Object counting over time comprises three main components:

Object detection,
Tracking the outputs of object detection, and
Incrementing the count.

1. Object Detection

The EfficientDet model is used here to predict the bounding boxes of objects of interest. This allows the application to identify where each object is located within the video feed. The location is returned as a pair of x, y coordinates in the form \([x_1, y_1, x_2, y_2]\), where \((x_1, y_1)\) is the top-left corner of the bounding box, and \((x_2, y_2)\) is the bottom right.

2. Tracking the Outputs of Object Detection

An Intersection over Union (IoU) tracker adapted from this paper is used on the bounding boxes from the object detection model to produce tracked identities (IDs) for each bounding box. The IoU tracker continues a track by associating the detection with the highest IoU to the last detection in the previous frame. For example, Car 8 in frame n continues to be tracked as Car 8 in frame n+1 as both instances of Car 8 are within close proximity (high IoU) of each other. This assumes that the object detector correctly predicts a bounding box per frame for each object to be tracked, and also assumes that the frame rate of the video is high enough to allow unambigious IoU overlaps between consecutive frames.

Another available option is the Minimum Output Sum of Squared Error (MOSSE) tracker which we have adapted from the OpenCV package.
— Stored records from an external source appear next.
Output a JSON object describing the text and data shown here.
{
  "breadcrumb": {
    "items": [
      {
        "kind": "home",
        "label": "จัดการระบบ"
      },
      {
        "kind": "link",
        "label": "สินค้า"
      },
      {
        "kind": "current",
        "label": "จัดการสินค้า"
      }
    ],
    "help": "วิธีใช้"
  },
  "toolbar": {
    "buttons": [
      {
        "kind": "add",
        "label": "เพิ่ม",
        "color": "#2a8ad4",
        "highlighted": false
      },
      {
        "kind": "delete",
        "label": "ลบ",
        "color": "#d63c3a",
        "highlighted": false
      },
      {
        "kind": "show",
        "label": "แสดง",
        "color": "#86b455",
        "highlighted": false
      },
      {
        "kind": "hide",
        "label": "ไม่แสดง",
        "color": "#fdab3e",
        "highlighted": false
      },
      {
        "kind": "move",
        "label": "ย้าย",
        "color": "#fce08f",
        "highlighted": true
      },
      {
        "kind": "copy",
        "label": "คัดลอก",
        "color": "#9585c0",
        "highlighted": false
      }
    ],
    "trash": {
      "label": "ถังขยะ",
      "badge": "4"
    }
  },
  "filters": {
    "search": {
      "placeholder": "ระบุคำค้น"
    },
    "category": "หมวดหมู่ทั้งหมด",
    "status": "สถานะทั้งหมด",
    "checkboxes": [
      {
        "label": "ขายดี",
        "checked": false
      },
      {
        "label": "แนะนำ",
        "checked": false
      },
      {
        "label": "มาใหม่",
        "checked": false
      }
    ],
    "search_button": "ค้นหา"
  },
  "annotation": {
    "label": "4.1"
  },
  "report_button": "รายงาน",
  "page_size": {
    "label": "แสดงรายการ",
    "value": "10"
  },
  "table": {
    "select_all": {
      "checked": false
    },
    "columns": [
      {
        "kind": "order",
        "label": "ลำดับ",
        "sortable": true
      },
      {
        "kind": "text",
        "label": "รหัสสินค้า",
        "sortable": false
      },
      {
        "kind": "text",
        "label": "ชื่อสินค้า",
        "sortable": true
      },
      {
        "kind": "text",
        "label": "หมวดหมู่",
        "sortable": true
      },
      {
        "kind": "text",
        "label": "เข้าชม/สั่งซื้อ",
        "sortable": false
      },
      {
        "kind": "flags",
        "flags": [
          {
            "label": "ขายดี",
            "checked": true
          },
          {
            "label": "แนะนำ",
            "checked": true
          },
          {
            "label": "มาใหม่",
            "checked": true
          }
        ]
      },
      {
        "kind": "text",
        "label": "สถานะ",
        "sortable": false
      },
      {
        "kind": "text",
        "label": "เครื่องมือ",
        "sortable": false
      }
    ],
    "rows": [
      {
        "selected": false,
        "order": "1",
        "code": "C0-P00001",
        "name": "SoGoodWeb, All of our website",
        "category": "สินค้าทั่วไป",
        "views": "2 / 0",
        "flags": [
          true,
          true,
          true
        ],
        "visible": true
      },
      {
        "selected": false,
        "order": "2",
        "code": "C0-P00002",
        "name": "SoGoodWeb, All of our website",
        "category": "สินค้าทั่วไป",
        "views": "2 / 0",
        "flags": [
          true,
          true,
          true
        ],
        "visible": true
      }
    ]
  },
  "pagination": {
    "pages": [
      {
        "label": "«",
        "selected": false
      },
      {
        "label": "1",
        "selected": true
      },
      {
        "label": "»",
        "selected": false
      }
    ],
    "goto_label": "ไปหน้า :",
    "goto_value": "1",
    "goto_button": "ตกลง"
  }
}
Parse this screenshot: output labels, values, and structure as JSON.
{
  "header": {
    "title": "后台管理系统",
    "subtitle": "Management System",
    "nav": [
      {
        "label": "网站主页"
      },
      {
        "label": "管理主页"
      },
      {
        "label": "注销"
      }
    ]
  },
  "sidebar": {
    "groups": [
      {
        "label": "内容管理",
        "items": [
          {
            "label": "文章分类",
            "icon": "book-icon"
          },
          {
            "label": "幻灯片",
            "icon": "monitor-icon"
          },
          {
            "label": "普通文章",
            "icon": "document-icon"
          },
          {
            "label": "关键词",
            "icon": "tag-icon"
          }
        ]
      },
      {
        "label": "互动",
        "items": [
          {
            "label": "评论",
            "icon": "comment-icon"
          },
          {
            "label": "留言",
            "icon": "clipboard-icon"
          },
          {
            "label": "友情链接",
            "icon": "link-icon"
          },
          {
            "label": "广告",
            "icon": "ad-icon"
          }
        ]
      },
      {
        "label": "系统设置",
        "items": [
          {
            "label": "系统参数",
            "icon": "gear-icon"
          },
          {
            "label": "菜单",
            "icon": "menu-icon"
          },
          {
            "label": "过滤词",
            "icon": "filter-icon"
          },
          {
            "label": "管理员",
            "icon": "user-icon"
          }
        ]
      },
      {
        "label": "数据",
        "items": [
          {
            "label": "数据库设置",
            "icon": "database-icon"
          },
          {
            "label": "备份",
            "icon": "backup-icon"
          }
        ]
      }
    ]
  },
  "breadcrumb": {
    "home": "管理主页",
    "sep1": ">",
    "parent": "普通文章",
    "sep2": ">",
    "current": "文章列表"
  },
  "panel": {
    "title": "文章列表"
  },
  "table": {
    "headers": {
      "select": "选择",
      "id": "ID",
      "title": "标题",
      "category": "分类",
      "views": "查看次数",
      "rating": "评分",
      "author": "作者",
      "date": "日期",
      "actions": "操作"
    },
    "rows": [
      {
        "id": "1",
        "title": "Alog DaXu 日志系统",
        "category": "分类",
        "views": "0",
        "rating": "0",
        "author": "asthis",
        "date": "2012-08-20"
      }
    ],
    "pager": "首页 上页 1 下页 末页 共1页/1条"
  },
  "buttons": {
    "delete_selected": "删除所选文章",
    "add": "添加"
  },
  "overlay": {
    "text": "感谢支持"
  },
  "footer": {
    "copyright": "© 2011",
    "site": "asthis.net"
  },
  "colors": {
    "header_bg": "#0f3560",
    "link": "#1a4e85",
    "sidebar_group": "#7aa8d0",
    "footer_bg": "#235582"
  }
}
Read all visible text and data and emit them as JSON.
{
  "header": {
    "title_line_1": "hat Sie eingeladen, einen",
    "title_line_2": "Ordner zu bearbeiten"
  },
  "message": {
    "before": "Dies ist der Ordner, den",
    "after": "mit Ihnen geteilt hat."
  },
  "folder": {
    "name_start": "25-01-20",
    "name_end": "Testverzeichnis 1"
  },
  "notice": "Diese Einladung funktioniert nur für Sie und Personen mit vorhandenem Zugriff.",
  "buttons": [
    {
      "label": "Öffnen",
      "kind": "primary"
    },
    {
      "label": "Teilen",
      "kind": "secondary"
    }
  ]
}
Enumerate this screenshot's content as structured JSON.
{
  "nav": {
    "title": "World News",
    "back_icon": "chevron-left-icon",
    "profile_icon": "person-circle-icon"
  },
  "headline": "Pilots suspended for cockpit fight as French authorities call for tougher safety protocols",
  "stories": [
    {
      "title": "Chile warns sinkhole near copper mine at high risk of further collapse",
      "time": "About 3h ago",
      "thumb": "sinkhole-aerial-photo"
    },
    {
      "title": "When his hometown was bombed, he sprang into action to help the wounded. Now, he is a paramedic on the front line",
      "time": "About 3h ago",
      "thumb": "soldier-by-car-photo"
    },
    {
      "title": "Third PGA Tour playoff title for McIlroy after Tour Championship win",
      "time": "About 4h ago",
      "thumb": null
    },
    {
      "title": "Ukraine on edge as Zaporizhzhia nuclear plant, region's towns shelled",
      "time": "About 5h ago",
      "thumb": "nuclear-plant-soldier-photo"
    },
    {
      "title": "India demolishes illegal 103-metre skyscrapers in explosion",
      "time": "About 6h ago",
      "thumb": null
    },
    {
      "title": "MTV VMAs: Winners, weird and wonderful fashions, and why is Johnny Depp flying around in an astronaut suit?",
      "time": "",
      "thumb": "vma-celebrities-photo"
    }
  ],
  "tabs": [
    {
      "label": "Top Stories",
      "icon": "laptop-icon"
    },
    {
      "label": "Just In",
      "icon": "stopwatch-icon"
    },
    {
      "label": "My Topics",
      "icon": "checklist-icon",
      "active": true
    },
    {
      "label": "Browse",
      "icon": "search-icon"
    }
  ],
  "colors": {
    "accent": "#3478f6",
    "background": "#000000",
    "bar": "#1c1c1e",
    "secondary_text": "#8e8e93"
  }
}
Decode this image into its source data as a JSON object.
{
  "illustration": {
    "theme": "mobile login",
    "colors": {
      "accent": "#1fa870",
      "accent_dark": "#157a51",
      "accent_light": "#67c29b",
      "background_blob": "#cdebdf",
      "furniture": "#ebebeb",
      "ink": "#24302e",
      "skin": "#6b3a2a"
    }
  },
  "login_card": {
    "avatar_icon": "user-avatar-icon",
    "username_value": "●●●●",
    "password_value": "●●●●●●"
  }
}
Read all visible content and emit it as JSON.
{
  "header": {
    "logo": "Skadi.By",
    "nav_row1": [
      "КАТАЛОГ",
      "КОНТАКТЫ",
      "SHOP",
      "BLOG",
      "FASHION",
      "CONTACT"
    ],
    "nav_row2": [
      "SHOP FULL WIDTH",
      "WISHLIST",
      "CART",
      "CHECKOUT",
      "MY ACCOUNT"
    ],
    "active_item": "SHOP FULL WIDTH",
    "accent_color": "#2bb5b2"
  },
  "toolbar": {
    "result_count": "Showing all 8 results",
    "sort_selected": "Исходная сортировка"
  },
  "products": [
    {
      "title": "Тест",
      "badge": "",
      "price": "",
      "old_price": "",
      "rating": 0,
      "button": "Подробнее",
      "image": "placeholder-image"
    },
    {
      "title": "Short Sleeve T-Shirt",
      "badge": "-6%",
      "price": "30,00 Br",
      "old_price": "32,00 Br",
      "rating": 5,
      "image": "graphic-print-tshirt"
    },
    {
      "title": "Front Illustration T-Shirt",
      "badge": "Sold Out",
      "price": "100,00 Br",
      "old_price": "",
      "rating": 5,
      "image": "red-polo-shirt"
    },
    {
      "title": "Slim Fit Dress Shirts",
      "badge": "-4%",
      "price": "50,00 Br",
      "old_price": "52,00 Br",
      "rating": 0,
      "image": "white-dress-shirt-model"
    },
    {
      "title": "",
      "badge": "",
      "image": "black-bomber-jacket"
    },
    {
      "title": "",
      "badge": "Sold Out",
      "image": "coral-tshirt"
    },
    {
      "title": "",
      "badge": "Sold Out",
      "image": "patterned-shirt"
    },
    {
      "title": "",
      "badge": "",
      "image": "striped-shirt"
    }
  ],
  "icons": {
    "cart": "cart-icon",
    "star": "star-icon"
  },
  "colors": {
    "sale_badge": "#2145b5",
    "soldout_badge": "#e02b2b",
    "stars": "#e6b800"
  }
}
It is a correlation filter based tracker which uses Fast Fourier Transform (FFT) to perform operations in the frequency domain, reducing computational complexity. More details can be found from this paper.

3. Incrementing the Count

Monotonically increasing integer IDs beginning from 0 are assigned to new unique objects. For example, the first tracked object is assigned an ID of 0, the second tracked object is assigned an ID of 1, and so on. Thus the total number of unique objects that have appeared in the entire duration is simply the cumulative maximum.

Nodes Used

These are the nodes used in the earlier demo (also in object_counting_over_time.yml):

nodes:
- input.visual:
    source: <path/to/video with cars>
- model.efficientdet:
    detect: ["car"]
- dabble.tracking:
    tracking_type: "iou"
- dabble.statistics:
    maximum: obj_attrs["ids"]
- draw.bbox
- draw.tag:
    show: ["ids"]
- draw.legend:
    show: ["cum_max"]
- output.screen

1. Object Detection Node

In the demo, the model.efficientdet node is used for object detection, set to detect cars. As mentioned in the earlier How It Works section, for object tracking to work well, the upstream object detector needs to produce predictions which are as accurate as possible. Please take a look at the benchmarks of object detection models that are included in PeekingDuck if you would like to use a different model or model type better suited to your use case.

2. Tracking Node

The dabble.tracking node used here is not an AI model but uses heuristics, hence it falls under the category of dabble nodes instead of model nodes. It needs to be paired with an upstream object detector node, but this also gives it a key advantage - it can track any of the 80 types of detectable objects. In contrast, the People Counting (Over Time) use case uses a single model node purpose-built for both human detection and tracking, giving it more accuracy but limiting its usage to only humans.

3. Statistics Node

The dabble.statistics node retrieves the maximum detected ID for each frame. If the ID exceeds the previous maximum, the cum_max (cumulative maximum) is updated. As monotonically increasing integer IDs beginning from 0 are assigned to new unique objects, the maximum ID is equal to the total number of unique objects over time.

4. Adjusting Nodes

Some common node behaviors that you might need to adjust are:

For model.efficientdet:

model_type: 0, 1, 2, 3, or 4. The larger the number, the higher the accuracy, at the cost of inference speed.
detect: Object class IDs to be detected. Refer to Object Detection IDs table for the class IDs for each model.

For dabble.tracking:

tracking_type: Choose either ["iou", "mosse"], described earlier in the How It Works section.

For more adjustable node behaviors not listed here, check out the API Documentation.

Counting Objects Within Zones

It is possible to extend this use case with the Zone Counting use case. For example, if the road were a dual carriageway and we are only interested counting the vehicles on one side of the road, we could split the video into 2 different zones and only count the vehicles within the chosen zone. An example of how this can be done is given in the Tracking People within a Zone tutorial.